Government health organisations and big pharmaceuticals are quick to tell the world it is due to vaccinations that the numbers of disease in the population have fallen, when in fact you are better off thanking a plumber.
Before plumbing was commonplace, the average ‘sanitation’ station in a house consisted of a basin and a jug to fill with water, human waste was disposed of wherever possible. The rates of death and disease during these times were incredibly high.
Life expectancy was no better than middle age and outbreaks such as the The Black Plague were commonplace, wiping out huge swathes of the population at once. The Black Plague alone killed 75 million – 200 million people, around 1/3 of Europe’s population.
Polio in India
Polio is known to thrive in fecal matter, and is found in areas where sanitation is poor. Immunization efforts have taken credit for making the country “polio free” as deemed by the World Health Organization. However in 2009, India reported 762 cases of polio, the highest in the world at that time. Since 2014, there are no “official” documented cases of polio, but without proper sanitation this is sure to change.
India has a population of 1.2 billion, making it the second most populous country in the world. Currently, 780 million Indians do not have a toilet; 96 million Indians do not have access to clean drinking water.
The efforts to improve sanitation in the area has been eclipsed by the effort to vaccinate instead, trying to fix the problem rather than prevent it.
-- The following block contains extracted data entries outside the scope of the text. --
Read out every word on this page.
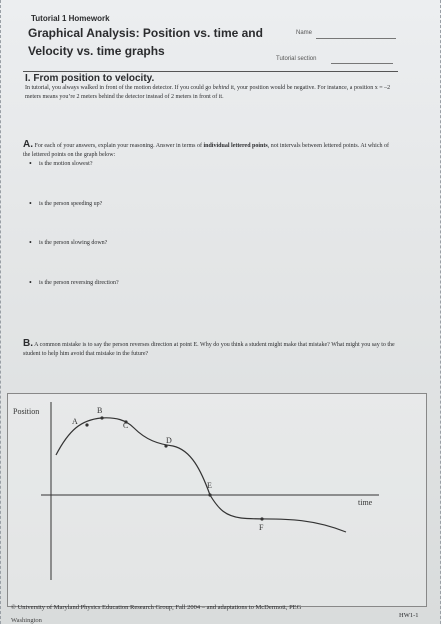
Tutorial 1 Homework
Graphical Analysis: Position vs. time and
Velocity vs. time graphs
Name
Tutorial section
I. From position to velocity.
In tutorial, you always walked in front of the motion detector. If you could go behind it, your position would be negative. For instance, a position x = –2 meters means you’re 2 meters behind the detector instead of 2 meters in front of it.
A. For each of your answers, explain your reasoning. Answer in terms of individual lettered points, not intervals between lettered points. At which of the lettered points on the graph below:
• is the motion slowest?
• is the person speeding up?
• is the person slowing down?
• is the person reversing direction?
B. A common mistake is to say the person reverses direction at point E. Why do you think a student might make that mistake? What might you say to the student to help him avoid that mistake in the future?
Position
time
A
B
C
D
E
F
© University of Maryland Physics Education Research Group, Fall 2004 – and adaptations to McDermott, PEG
HW1-1
Washington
Over 9 billion has been spent in a vaccination campaign, and in some parts of India children have received as many as 30 doses of the oral polio vaccine before they turn 5. Vaccines are being pushed on people who don’t even have access to safe drinking water by the Bill Gates Foundation, the World Health Organization, and GAV.
The current vaccine situation has been met with anger after 53,000 cases of NPAFP, a non-polio acute flaccid paralysis, occurred in those who had been vaccinated. NPAFP is a disease that is clinically indistinguishable from polio but has double the death rate. As the rates of vaccines went up and down, the cases of NPAFP matched it.It would be a much better solution to spend money on better sanitation rather than trying to paper over the cracks by handing out these dangerous vaccines.
In the past 13 months, India has reported 53,563 cases of NPAFP at a national rate of 12 per 100,000 children—way above the global benchmark set by WHO of 2 per 100,000.” – Jan, 13 2014 quote from LiveMint Newpaper, the second largest business newspaper in India.
Cholera in Victorian London
Enlightenment about sanitation came to England in 1854 when an area of London was subject to an outbreak of cholera that claimed the lives of 500 in just 10 days. Dr. John Snow, who lived near the effected area investigated the outbreak and quickly found the reason behind it.
Five years earlier he had written a paper in which he expressed his thoughts that disease was able to travel through dirty water, although this was shot down by his peers who at that time believed that bad vapors, or a “miasma in the atmosphere” caused disease.But this time he had proof that he was right.
He traced the outbreak back to single water pump on Broad Street which all of the victims had used, and after he persuaded the local authorities to remove the handle of the pump, the cases stopped immediately. Because of this discover, Dr. John Snow is regarded as the father of epidemiology.
Prevention, not cure
The evidence for clean water being a better way to eradicate diseases such as cholera is overwhelming, yet in some of the poorest parts of the world vaccines produced by big pharmaceuticals are taking the credit. The problem needs to be stopped before it happens, rather than money being spent on ‘cures’.
While the medical professionals take comfort in thinking they are reducing disease with their vaccines, we know the real hero is the plummer.